Ora, o Rio não é caso singelo. Além das mudanças gerais, teve doses maciças de transformações endógenas, conjugadas com a saída da capital e dos melhores empregos, com degradação ambiental, das águas e das terras, e serviços públicos que não acompanharam a cidade. A cidade tornou-se disfuncional. É de se reconhecer um distanciamento entre o Rio e o seu espírito, fundado na noção de bem-aventurança.

 

Hoje, talvez o mais significativo desafio para o espírito carioca decorra do embate entre a cordialidade que o caracteriza e a violência que tenta submetê-lo.

 

O Rio, porém, não está sozinho; o que não é consolo, é apenas realidade.

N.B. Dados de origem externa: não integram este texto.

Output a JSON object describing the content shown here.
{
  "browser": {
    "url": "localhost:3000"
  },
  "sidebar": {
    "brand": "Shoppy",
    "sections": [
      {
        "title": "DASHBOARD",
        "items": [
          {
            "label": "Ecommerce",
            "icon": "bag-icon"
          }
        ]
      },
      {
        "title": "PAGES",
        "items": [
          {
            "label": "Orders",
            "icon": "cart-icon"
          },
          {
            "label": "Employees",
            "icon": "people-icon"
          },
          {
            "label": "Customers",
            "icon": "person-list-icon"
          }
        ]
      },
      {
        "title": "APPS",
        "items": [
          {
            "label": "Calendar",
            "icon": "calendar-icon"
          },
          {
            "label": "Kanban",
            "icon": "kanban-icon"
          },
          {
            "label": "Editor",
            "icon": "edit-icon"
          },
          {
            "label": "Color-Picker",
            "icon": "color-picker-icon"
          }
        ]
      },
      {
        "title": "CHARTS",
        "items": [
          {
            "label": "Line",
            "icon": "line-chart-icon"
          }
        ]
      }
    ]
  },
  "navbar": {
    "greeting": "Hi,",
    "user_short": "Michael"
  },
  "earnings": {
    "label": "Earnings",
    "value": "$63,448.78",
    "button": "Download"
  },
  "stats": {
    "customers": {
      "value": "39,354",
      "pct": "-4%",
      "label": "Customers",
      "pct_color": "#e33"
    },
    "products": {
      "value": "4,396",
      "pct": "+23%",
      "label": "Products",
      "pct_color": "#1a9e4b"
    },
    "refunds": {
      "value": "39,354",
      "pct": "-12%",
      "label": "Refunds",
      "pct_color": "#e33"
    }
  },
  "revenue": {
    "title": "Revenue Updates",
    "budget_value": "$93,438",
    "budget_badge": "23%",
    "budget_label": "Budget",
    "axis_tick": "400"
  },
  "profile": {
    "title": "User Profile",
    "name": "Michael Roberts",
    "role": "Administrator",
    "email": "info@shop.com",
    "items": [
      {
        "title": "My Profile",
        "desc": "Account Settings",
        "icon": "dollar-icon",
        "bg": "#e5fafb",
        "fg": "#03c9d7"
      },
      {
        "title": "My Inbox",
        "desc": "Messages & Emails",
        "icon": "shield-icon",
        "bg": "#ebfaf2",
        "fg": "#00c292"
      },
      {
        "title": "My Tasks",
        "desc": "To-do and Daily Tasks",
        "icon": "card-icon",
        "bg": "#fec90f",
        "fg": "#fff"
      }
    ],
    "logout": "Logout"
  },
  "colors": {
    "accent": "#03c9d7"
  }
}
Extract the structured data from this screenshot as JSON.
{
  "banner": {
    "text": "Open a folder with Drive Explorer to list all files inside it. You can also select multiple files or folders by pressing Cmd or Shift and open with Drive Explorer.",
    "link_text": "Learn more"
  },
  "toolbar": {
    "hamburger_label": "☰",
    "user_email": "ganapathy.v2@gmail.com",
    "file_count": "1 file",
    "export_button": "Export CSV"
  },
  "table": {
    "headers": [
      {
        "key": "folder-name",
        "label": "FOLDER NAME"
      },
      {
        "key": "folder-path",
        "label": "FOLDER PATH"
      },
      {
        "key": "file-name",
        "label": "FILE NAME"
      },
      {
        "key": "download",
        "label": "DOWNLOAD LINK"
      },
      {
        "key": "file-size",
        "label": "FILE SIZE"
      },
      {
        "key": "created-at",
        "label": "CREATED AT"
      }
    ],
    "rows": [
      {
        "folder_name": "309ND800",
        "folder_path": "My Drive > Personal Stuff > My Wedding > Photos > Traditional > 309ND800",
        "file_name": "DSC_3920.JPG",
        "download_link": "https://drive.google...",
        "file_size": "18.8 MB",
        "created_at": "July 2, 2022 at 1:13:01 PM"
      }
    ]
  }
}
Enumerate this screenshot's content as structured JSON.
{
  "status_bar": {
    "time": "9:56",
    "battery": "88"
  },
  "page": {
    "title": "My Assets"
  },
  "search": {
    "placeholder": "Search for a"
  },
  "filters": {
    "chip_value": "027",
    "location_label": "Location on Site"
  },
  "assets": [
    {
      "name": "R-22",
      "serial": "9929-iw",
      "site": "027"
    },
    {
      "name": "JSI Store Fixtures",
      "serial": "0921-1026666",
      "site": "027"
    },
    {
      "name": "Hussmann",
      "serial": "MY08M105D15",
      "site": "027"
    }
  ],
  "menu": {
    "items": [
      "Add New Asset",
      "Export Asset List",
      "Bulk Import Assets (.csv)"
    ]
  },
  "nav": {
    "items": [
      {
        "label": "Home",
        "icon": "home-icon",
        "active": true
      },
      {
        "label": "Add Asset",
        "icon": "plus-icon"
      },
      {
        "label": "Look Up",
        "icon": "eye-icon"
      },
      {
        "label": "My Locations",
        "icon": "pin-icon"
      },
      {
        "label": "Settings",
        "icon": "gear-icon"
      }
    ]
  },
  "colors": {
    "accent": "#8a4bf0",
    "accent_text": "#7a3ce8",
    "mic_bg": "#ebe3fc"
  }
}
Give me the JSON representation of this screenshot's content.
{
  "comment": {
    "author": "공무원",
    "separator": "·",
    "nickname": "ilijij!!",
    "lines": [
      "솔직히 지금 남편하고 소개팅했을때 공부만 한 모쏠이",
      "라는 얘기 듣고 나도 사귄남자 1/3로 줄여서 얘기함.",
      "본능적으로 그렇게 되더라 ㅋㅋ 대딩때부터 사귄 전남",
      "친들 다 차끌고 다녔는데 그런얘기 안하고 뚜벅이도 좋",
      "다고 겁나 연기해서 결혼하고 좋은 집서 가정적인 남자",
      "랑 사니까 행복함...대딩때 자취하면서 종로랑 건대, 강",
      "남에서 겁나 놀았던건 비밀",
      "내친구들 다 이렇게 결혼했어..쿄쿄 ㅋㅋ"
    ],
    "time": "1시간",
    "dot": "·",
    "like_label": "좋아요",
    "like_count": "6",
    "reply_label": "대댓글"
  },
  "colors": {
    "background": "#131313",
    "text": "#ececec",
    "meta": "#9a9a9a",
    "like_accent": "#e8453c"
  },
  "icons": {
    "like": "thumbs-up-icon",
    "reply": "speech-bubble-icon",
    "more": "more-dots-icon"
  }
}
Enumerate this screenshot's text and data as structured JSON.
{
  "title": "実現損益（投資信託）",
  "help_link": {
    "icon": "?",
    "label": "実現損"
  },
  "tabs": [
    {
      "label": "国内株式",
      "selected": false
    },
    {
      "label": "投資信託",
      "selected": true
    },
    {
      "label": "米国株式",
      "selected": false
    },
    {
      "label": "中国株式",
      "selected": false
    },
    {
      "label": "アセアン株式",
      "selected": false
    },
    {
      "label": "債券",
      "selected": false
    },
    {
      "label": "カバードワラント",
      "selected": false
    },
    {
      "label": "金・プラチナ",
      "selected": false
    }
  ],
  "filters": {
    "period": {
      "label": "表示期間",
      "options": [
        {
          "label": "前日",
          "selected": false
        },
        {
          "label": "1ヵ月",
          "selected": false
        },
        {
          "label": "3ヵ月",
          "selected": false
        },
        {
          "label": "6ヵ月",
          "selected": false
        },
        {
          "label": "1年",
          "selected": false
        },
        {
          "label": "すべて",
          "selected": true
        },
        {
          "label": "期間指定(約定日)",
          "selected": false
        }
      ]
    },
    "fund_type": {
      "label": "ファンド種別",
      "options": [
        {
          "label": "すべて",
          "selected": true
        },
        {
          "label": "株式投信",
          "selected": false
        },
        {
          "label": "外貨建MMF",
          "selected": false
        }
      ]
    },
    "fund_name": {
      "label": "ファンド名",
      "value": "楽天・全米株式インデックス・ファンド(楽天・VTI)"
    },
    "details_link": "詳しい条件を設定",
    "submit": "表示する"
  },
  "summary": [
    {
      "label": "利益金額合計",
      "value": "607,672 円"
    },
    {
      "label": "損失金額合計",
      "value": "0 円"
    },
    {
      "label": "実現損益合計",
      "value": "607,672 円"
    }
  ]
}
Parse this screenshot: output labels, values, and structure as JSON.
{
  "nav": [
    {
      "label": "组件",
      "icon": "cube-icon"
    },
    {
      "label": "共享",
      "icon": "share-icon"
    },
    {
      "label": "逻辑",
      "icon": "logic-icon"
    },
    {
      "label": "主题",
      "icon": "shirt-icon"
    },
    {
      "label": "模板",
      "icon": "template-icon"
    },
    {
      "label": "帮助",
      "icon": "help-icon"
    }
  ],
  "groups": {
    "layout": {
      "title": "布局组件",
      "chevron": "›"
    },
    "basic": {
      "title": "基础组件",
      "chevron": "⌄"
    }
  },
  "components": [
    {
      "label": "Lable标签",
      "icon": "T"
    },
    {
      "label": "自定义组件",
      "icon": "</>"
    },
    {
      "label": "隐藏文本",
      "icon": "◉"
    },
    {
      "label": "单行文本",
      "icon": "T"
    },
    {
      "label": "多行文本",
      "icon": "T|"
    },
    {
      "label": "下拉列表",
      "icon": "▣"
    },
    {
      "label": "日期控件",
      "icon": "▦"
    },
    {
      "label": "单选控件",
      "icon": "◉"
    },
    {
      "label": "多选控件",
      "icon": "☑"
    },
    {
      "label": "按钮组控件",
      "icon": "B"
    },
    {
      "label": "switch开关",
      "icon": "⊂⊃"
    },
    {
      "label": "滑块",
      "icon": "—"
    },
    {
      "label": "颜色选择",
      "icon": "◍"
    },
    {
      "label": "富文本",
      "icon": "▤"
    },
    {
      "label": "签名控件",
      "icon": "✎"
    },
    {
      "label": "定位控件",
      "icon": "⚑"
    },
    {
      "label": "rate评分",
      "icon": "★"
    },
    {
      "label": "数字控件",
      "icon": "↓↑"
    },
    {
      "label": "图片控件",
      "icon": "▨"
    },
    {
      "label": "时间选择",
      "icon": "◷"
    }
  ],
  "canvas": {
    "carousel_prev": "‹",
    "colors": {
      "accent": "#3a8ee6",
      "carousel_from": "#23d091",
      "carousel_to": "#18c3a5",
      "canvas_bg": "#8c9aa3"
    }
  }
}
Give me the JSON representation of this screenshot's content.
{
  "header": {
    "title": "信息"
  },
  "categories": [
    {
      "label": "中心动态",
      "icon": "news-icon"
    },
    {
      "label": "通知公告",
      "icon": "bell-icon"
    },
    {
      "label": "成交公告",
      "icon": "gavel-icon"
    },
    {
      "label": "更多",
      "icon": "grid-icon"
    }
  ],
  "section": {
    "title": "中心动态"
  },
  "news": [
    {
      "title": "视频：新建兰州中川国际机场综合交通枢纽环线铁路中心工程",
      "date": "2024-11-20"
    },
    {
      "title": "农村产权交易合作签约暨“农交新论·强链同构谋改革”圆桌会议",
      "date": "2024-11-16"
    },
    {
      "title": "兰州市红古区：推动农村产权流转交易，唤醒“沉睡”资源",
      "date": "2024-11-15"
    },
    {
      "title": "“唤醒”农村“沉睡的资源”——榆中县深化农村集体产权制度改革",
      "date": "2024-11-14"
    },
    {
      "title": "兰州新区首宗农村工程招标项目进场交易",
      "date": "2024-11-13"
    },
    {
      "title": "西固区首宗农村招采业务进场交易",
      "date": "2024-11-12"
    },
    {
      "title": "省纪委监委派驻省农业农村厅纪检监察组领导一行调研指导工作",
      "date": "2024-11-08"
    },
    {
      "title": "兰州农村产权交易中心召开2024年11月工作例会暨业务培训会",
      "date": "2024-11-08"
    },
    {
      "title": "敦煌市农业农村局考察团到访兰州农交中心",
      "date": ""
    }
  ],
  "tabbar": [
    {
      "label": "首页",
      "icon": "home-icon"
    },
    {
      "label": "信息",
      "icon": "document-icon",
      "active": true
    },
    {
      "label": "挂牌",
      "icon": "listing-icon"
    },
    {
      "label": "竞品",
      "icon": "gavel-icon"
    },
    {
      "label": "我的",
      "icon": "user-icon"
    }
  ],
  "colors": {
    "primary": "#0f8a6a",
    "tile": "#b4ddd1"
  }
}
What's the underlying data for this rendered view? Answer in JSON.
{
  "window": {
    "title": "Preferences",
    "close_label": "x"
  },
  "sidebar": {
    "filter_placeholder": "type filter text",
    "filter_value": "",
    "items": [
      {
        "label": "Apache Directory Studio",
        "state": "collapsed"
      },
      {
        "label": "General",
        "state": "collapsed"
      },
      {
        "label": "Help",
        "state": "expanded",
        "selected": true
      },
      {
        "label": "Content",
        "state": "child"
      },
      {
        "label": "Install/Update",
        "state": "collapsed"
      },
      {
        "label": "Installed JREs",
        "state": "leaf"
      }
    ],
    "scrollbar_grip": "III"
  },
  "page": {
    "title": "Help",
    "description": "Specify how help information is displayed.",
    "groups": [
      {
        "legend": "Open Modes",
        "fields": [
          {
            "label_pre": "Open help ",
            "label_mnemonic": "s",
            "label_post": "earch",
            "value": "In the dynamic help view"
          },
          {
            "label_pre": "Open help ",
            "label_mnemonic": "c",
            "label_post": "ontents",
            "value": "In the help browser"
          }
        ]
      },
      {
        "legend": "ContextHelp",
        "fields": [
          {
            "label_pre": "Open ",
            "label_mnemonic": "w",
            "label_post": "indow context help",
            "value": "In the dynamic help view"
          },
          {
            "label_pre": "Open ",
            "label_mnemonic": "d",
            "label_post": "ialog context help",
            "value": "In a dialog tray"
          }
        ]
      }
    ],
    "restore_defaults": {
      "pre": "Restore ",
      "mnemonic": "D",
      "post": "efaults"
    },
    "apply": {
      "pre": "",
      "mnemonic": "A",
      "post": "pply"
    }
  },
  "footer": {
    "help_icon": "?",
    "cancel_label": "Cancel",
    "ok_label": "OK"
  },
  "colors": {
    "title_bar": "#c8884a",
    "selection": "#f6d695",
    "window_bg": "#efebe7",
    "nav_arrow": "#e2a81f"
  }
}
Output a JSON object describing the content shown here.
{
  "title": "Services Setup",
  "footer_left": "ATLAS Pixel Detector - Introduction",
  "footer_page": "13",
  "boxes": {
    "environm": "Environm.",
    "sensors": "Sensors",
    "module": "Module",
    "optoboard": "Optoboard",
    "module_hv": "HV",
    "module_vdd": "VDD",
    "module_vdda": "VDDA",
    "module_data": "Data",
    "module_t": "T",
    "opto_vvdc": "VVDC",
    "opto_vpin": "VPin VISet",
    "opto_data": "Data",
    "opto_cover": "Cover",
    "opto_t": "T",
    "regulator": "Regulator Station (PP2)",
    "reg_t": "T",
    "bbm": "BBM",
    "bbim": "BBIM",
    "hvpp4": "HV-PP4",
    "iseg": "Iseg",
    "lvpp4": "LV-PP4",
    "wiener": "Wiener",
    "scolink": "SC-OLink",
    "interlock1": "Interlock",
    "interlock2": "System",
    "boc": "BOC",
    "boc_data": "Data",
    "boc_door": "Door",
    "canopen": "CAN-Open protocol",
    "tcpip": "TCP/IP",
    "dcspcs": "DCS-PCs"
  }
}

O sistema de cidades brasileiro passa por uma crise igualmente grave, inconteste, que impacta o desenvolvimento nacional e realimenta o problema urbano.

 

Contudo, como a história nos demonstra, e Roma, Lisboa e Berlim são exemplos, uma cidade pode reerguer-se para novos ciclos de vitalidade.

 

Isso não se dará por passe de mágica. O tempo da varinha de fada madrinha do governo central, que socorria ante o barulho das ruas, já passou. Os governos estão entregues a suas emergências. Assim, está em nós, nos cidadãos, o condão. No Rio, nos 12 milhões de cariocas metropolitanos que têm amor pela cidade está a possibilidade de traçar o seu destino.

 

Ano que vem teremos eleições locais. Será temerário apostar nos novos mandatos como fator determinante de novos tempos. Mas 2020 pode ser, sim, determinante, caso corresponda a um efetivo desejo de convergirmos para consensos acima das idiossincrasias político-partidárias e voltarmos nossos esforços para o que poderá nos unir: a melhora do ambiente urbano e oportunidades para o desenvolvimento social e econômico.

 

Não será fácil. Mas, vendo o que as mídias sociais mostram, onde inúmeros grupos se articulam com esse mesmo propósito de reerguer o Rio, é possível termos esperança. Vendo como há instituições sociais maduras, com responsabilidade em relação ao desenvolvimento, é possível ter um otimismo moderado. E, diferentemente de antes, o elemento catalisador não será o salvador que tem as respostas prontas, é outro. Ele é difuso, percorre todas as partes da sociedade, envolve os agentes privados e os agentes públicos, os movimentos sociais, as empresas; ou seja, o novo catalisador precisa ser a vontade coletiva.

 

O Rio pode reencontrar-se com o seu espírito. E, compondo-se com a sua história, esse reencontro será também uma iluminação para o país.

 

 

Por Sérgio Magalhães, arquiteto e urbanista, ex-presidente do IAB Nacional.